Roderick MacLeish, an attorney for alleged sex abuse victims, called it "the strongest statement to date" that the archdiocese knew how dangerous the Rev. Paul Shanley was and should have warned others.
Lawyers for the archdiocese declined to comment.
The records had been sought by the family of Gregory Ford, 24, who claims in a lawsuit that Shanley repeatedly raped him when he was a boy. Ford has sued Cardinal Bernard Law, accusing the cardinal of negligence in failing to protect him from Shanley, now 71 and retired.
Shanley has pleaded innocent to three criminal charges of child rape.
Records released earlier this year showed the archdiocese knew of abuse claims against Shanley as far back as 1967 and that he had spoken out in favor of sex between men and boys, but did little more than transfer him from parish to parish.
The new records center on correspondence written after Shanley had moved to California in 1990, with a recommendation from the archdiocese. Several years later, officials were discussing whether to try to return him to Boston for psychiatric treatment.
In a 1994 memo summarizing a psychiatrist's report, the Rev. John McCormack said Shanley's problems "cannot be reversed." McCormack said Shanley's "pathology is beyond repair."
Shanley had served in Newton from 1983 to 1990, and MacLeish said parishioners were never asked if Shanley caused them harm.
"They never went back to Newton where he'd been three years earlier" to offer help, the lawyer said. Officials in the Diocese of San Bernardino have also complained they were never warned about Shanley.
In 1995, Shanley became acting director of the Leo House in New York, a domicile for students, travelers and clergy. Law wrote an endorsement letter for him to be promoted to executive director, though it was stamped "not sent."
In 1996, Law wrote Shanley a congratulatory letter informing him he had been taken off sick leave. "For thirty years in assigned ministry you brought God's Word and His love to His people and I know that continues to be your goal despite some difficult limitations," Law said.
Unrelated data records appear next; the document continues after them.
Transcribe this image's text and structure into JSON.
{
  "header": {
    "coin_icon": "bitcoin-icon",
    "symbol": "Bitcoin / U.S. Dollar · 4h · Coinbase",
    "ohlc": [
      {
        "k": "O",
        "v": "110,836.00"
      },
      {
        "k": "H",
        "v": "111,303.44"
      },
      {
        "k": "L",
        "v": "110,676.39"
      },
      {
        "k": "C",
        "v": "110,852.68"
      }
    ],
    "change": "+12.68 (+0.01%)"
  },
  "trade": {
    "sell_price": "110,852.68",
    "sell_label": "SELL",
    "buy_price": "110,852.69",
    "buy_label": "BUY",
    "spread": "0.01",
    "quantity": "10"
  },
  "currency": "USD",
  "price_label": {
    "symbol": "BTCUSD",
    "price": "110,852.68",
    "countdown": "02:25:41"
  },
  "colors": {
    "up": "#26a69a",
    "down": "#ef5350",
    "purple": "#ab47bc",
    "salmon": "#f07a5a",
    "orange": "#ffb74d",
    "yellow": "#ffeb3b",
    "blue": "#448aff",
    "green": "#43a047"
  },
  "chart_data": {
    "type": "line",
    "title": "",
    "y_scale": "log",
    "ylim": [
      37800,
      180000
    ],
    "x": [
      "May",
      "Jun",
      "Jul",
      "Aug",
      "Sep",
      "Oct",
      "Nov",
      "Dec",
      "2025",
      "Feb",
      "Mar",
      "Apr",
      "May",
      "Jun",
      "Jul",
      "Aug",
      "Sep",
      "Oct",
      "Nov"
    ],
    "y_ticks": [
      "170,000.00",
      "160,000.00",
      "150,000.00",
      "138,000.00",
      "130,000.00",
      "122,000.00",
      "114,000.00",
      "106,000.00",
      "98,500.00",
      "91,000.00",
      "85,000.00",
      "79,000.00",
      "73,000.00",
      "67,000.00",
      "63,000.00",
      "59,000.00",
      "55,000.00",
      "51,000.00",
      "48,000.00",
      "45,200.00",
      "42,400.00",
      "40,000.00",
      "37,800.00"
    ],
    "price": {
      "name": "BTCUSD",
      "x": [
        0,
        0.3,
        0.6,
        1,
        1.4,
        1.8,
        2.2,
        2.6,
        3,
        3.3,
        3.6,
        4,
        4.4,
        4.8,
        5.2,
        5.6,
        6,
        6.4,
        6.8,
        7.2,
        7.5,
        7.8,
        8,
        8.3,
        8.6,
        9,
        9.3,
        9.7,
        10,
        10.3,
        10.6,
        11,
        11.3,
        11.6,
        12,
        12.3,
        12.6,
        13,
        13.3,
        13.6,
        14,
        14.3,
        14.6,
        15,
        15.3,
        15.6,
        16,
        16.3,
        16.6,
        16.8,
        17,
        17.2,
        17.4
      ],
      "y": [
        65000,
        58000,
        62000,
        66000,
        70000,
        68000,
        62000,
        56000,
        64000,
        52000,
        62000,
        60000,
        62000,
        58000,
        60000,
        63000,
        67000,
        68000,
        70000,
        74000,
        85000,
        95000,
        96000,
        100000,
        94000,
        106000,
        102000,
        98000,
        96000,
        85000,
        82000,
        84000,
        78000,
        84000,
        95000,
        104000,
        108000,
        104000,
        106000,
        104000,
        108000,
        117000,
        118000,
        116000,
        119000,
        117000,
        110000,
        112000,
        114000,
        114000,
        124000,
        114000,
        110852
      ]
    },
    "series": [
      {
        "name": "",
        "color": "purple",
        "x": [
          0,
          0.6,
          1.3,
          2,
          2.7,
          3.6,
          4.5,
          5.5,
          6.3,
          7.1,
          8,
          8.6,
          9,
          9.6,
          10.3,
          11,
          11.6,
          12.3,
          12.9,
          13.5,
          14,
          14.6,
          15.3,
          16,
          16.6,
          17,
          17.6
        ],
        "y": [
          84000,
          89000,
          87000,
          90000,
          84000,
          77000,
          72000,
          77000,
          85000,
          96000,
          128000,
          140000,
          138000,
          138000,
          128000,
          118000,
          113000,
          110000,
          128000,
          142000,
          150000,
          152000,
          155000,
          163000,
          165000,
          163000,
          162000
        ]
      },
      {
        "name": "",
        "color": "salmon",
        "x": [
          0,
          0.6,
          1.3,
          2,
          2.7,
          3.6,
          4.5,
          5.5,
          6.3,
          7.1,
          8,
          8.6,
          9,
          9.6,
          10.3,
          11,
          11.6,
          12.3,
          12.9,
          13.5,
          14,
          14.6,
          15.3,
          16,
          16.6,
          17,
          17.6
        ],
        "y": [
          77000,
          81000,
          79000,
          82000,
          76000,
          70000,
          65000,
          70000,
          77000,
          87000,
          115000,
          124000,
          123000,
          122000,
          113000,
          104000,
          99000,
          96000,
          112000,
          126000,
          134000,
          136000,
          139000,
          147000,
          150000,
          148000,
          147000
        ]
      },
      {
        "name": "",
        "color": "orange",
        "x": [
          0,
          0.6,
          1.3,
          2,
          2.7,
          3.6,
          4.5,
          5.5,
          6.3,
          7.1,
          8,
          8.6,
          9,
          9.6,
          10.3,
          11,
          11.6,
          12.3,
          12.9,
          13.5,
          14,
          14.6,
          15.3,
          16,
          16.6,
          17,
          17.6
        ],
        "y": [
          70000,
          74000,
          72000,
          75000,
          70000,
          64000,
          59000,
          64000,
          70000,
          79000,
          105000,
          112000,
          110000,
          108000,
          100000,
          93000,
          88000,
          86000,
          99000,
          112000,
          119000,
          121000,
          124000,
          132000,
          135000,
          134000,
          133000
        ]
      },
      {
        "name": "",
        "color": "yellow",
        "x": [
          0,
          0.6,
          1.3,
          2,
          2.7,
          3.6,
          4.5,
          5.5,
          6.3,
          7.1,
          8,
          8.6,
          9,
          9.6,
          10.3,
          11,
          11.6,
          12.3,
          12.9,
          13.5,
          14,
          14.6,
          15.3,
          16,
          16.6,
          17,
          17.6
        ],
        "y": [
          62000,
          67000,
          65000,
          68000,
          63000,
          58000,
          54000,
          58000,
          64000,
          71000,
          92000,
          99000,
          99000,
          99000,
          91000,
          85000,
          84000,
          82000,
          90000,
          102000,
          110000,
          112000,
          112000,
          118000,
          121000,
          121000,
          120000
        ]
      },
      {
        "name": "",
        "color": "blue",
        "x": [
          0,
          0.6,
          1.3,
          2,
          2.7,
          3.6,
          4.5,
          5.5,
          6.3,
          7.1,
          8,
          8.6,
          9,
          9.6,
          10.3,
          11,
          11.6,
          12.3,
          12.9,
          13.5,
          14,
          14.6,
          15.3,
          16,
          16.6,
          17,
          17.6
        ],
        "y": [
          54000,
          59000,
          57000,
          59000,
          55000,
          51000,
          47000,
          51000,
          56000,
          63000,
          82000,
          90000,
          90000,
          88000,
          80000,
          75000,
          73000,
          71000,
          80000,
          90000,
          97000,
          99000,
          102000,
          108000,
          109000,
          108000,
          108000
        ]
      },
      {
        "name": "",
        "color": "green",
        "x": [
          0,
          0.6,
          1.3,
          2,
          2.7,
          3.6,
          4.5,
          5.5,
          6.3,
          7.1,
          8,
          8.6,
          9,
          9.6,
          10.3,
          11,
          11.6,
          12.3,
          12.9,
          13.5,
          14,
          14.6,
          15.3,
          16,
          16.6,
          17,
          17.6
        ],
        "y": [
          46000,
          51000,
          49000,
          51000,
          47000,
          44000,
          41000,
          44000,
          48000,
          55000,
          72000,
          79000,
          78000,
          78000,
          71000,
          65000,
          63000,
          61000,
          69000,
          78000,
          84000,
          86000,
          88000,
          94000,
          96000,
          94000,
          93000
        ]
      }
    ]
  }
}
Two years earlier, McCormack had written that Shanley "cannot do any kind of ministry."
"How do we protect others from him," he said. "... What is important is that he does not practice as a priest."
In 1995, a memo from the Rev. Brian M. Flatley said the archdiocese had acknowledged two years earlier that Shanley had a "history of aberrant sexual involvements."
The records released Tuesday also contain a letter the same year in which Shanley refers to his own alleged sexual abuse as a "teen-ager, and, later as a seminarian by a priest."
Middlesex Superior Court Judge Raymond Brassard prevented three pages of records from being released. Shanley's attorney, Frank Mondano, had argued that all Shanley's records should have remained private, and that he hadn't waived his right to privacy by submitting them to the archdiocese.
"The interest of the public having access to this matter outweighs the privacy concerns and makes appropriate public access," Brassard said Tuesday.